I am due to start iui with ovulation induction for pcos in September and I wondered how people coped with work? I only work part time but my work aren't particularly on board and have said I should have apts on the days I am not at work (which of course isn't always possible). Just wondered if anyone had any tips for me? Thank you x


----------



## incywincy (Nov 13, 2011)

I am lucky that I have some time in lieu I can use, though I'm pretty sure I'd be entitled to a leave of absence and I prefer to use my time in lieu to avoid these awkward situations.
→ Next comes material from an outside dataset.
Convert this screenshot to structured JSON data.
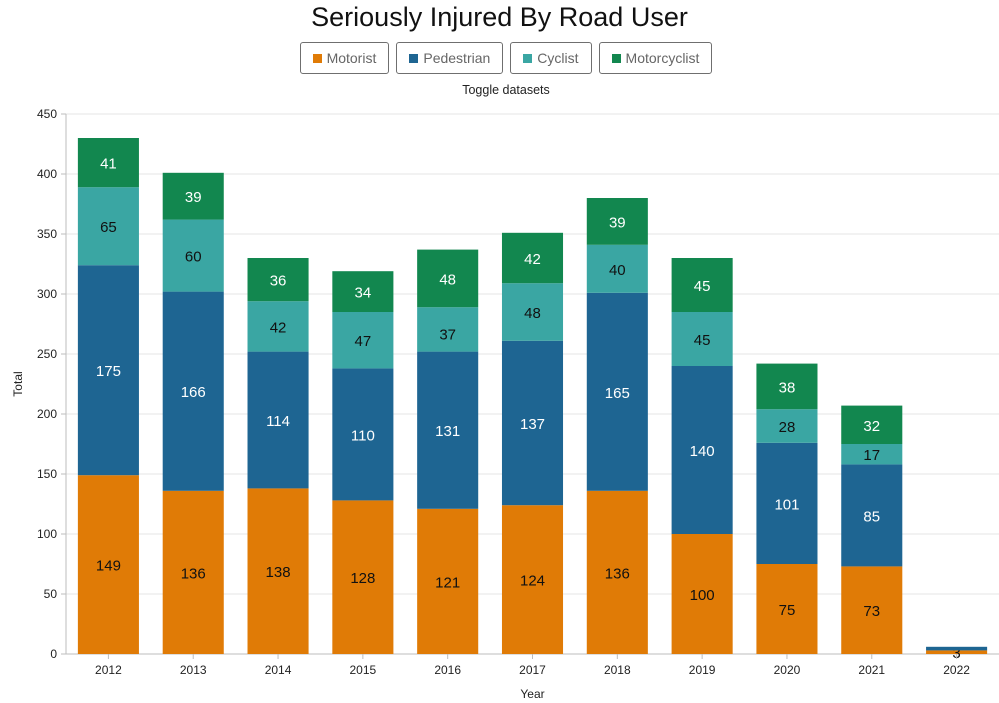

What your employers need to realise is that you ovulate when you do and it can't be scheduled around working hours!  Can you find anything in any personnel policy documents to back you up?  I would think the best thing to do is appear to be as flexible as possible.  If you need scans, try to get the appointment away from working hours, or one right at the beginning/end/over lunch (whichever is least inconvenient) to show that you are willing to work with their wishes.  But do explain that some appointments cannot be avoided because they are very much dependent on timing.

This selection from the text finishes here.